F0GAxlSUN0OEmaFkMbnca2nyh81gHBssC6AV9hGe
Bookmark

Audio ke-146 Suami Bersumpah untuk Tidak Menggauli Istrinya Bag. 4

Audio ke-146 Suami Bersumpah untuk Tidak Menggauli Istrinya Bag. 4
🌐 WAG Dirosah Islamiyah Dewan Fatwa Perhimpunan Al-Irsyad
🗓 KAMIS | 12 Dzulqa’dah 1444 H | 01 Juni 2023 M
🎙 Oleh : Ustadz Dr. Muhammad Arifin Badri, Lc., M.A. حفظه الله تعالى
🔈 Audio ke-146

📖 Suami Bersumpah untuk Tidak Menggauli Istrinya Bag. 4

بسم الله الرحمن الرحيم
السلام عليكم ورحمة الله وبركاته
الحمد لله، وصلاة وسلام على رسول الله وعلى آله وأصحابه ومن والاه
اما بعد

Kaum muslimin dan muslimat peserta grup Dirosah Islamiyah yang semoga senantiasa dirahmati Allāh subhānahu wa ta’ālā.

Masih bersama tema ila' yaitu bila suami bersumpah untuk tidak menggauli istrinya. Dan telah disampaikan bahwa dalam Mazhab Syafi'i, seorang lelaki yang bersumpah untuk tidak menggauli istrinya dan sumpah itu dia batasi waktu lebih dari 4 bulan baik secara mutlak terbuka untuk tidak menggaulinya selama-lamanya atau dalam tempo waktu lebih dari 4 bulan maka itu dianggap sebagai orang yang ila'. Walaupun dalam status batas minimal ila' ini memang masalah yang diperselisihkan di kalangan para ulama.

Dan telah disampaikan bahwa secara prinsip bila suami memiliki alasan yang kuat untuk melakukan hal itu, bersumpah tidak menggauli istrinya sebagai salah satu bentuk dari hajr.
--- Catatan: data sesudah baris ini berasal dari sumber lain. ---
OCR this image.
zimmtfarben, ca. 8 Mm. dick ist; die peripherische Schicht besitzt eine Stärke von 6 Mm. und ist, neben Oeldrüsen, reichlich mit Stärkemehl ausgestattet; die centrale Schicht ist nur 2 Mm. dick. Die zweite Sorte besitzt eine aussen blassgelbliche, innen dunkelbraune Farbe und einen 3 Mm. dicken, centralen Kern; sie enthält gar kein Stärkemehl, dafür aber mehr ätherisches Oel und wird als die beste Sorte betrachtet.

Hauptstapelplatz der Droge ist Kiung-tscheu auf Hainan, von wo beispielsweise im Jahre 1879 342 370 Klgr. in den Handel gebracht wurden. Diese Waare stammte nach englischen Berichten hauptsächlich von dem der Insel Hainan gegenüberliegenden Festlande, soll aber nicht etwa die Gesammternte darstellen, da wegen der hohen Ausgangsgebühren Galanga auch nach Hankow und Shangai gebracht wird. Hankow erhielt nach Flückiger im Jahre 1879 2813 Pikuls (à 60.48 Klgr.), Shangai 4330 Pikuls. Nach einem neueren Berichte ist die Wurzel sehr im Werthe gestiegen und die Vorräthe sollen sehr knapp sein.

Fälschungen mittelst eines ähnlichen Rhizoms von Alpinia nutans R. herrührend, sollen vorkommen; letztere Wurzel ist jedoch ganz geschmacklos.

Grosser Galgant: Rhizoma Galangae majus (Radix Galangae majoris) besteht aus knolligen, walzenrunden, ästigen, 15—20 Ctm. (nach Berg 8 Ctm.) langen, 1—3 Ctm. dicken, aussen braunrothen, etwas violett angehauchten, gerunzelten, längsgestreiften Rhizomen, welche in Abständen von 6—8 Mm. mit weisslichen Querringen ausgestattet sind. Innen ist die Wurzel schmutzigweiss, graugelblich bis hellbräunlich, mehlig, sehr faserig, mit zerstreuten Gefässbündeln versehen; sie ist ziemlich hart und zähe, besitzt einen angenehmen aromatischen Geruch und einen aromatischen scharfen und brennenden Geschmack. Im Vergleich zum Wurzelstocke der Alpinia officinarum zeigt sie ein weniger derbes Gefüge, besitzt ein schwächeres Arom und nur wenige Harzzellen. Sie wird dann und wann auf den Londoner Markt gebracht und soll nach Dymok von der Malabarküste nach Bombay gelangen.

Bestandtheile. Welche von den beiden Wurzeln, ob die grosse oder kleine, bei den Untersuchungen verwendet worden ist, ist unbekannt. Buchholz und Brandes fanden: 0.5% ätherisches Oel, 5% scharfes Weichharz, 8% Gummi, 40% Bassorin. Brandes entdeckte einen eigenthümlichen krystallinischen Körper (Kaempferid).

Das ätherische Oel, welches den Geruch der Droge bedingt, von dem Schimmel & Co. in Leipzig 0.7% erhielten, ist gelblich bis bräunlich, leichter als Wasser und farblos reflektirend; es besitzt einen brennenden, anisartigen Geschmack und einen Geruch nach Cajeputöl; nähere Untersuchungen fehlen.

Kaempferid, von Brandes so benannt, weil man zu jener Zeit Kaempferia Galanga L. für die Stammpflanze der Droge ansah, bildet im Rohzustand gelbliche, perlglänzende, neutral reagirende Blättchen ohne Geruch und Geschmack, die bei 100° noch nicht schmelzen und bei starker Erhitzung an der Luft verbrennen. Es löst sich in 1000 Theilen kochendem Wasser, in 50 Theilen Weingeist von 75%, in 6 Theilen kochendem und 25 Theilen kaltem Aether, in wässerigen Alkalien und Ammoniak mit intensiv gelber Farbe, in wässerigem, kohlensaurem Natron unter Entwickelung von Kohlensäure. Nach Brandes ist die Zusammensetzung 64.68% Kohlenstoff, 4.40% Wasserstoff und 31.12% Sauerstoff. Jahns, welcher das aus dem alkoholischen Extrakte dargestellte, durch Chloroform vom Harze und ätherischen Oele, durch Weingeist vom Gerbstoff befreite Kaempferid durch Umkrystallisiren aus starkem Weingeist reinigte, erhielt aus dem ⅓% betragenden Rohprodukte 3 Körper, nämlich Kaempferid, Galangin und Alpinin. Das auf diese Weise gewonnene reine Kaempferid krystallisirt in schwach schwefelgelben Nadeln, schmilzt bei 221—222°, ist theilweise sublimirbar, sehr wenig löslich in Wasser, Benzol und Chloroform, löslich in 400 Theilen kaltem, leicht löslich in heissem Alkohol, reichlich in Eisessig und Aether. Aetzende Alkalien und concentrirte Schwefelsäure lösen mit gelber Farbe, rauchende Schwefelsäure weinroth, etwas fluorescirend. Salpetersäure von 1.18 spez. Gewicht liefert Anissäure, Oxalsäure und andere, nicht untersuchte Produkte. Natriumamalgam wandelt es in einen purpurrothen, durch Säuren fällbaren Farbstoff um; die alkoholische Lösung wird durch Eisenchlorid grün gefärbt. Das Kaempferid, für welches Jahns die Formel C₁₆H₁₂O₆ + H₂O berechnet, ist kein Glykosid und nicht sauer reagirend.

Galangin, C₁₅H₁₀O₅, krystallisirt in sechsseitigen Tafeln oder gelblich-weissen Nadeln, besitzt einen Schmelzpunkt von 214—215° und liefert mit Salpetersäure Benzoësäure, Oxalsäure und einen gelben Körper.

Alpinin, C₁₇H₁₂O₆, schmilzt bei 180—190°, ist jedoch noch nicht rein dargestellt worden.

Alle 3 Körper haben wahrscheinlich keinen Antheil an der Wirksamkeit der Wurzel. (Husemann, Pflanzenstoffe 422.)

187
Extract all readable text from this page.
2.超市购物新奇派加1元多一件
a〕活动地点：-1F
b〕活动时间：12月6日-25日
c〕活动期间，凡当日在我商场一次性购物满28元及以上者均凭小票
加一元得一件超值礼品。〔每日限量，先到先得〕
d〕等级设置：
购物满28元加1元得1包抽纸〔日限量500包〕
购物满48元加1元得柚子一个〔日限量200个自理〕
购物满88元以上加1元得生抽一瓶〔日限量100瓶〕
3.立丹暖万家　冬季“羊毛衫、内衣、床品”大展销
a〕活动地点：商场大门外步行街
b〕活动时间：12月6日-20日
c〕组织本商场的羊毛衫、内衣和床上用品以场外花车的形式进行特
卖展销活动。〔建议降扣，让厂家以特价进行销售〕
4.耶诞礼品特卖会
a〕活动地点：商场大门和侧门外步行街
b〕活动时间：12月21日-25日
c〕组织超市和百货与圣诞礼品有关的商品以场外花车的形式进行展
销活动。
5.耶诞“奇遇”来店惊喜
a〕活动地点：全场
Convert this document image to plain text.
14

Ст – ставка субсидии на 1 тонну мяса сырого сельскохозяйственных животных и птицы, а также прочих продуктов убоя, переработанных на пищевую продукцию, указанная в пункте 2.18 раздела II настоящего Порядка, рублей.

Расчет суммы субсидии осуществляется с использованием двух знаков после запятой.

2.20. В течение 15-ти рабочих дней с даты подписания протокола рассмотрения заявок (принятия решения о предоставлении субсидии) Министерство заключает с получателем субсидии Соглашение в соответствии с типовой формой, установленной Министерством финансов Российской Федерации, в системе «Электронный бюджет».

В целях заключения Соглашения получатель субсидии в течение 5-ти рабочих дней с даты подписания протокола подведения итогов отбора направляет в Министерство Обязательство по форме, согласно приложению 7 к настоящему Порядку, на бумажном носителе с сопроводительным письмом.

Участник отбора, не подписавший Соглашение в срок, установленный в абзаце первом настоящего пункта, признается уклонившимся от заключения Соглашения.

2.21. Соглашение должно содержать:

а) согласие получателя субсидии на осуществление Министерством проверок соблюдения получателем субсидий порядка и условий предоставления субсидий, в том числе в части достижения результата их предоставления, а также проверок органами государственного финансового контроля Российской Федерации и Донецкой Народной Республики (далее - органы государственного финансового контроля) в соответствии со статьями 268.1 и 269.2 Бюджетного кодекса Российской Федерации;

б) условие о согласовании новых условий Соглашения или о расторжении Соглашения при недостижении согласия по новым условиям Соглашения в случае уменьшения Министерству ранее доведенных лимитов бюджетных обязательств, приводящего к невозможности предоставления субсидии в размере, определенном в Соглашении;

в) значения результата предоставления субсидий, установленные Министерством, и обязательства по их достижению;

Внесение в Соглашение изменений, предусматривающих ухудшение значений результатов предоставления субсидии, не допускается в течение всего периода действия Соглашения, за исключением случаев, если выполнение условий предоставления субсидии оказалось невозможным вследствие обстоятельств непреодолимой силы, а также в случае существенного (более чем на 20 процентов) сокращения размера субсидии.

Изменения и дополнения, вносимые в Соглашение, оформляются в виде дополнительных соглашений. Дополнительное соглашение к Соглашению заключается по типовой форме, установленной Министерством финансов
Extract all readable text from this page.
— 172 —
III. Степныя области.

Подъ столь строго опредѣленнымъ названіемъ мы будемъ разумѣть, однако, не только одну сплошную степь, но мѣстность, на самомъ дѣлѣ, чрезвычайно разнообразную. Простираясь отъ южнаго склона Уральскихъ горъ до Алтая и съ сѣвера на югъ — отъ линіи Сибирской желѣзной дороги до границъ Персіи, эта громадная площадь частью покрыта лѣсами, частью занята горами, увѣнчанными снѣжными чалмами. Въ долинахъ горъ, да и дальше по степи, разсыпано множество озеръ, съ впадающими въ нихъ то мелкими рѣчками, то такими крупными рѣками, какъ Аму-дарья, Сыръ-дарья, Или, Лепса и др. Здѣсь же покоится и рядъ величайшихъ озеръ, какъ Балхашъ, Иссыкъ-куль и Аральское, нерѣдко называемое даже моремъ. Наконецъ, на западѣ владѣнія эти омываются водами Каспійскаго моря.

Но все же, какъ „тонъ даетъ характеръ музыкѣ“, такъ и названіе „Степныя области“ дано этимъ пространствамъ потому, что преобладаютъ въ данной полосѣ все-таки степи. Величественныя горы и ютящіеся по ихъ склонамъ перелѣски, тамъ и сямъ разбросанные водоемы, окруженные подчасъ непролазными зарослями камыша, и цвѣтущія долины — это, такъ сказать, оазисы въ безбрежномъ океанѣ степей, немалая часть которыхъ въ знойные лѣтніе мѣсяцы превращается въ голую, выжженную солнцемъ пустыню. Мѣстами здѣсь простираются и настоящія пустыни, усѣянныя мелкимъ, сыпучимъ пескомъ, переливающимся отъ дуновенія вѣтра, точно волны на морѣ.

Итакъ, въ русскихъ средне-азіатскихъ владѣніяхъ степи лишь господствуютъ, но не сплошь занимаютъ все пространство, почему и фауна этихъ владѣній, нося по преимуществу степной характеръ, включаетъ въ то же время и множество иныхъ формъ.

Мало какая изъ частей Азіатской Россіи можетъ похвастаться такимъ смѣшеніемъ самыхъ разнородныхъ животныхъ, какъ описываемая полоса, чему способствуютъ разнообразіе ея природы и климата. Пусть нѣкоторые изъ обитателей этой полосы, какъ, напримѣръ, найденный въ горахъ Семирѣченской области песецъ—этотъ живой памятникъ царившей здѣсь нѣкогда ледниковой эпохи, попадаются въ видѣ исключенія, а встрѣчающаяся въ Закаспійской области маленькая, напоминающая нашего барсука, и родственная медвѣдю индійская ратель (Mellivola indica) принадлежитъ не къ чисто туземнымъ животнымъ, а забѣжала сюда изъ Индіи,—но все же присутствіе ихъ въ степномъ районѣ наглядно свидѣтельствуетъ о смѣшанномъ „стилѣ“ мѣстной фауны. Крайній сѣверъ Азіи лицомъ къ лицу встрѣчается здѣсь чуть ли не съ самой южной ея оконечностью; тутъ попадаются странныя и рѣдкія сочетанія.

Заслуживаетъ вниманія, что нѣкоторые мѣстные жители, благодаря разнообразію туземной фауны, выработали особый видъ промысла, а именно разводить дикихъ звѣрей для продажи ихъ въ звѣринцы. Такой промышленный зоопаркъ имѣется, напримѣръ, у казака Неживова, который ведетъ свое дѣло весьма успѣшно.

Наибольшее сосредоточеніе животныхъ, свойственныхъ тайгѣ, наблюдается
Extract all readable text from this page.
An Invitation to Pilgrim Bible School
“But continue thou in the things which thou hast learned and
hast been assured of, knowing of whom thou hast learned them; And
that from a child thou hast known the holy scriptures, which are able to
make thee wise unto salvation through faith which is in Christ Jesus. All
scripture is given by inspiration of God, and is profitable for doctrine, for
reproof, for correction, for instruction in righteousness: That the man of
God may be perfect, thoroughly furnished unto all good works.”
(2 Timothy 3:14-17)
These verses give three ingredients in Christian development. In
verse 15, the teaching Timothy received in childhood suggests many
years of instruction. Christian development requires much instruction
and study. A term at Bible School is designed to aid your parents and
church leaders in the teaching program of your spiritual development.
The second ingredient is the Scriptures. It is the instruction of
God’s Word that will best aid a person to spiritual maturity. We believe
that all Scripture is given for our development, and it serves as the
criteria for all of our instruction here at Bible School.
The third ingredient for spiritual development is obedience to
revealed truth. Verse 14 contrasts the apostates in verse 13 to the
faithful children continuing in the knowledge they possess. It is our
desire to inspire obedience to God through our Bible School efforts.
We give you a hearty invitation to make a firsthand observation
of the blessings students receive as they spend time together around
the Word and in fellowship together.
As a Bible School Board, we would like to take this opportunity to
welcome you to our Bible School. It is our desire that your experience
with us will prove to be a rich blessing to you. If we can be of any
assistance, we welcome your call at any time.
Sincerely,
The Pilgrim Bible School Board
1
Menghajr istrinya dalam rangka memberikan تأديب, peringatan, hukuman psikis sebagai warning dari suami bahwa bisa jadi mereka tidak lagi bersatu, maka ini hukuman yang sangat berat sejatinya bagi wanita.

Karena ada alasan yang kuat itulah kemudian suami mengambil tindakan ini. Bisa jadi setelah nasehat, teguran, hukuman yang lain tidak mempan, maka suami seakan-akan berancang-ancang untuk mulai membuka opsi untuk mengakhiri pernikahan kalau memang berbagai langkah تأديب, tarbiyah tidak bermanfaat dan istri terus mengulang kesalahan dan kesalahannya maka suami boleh melakukan hal itu.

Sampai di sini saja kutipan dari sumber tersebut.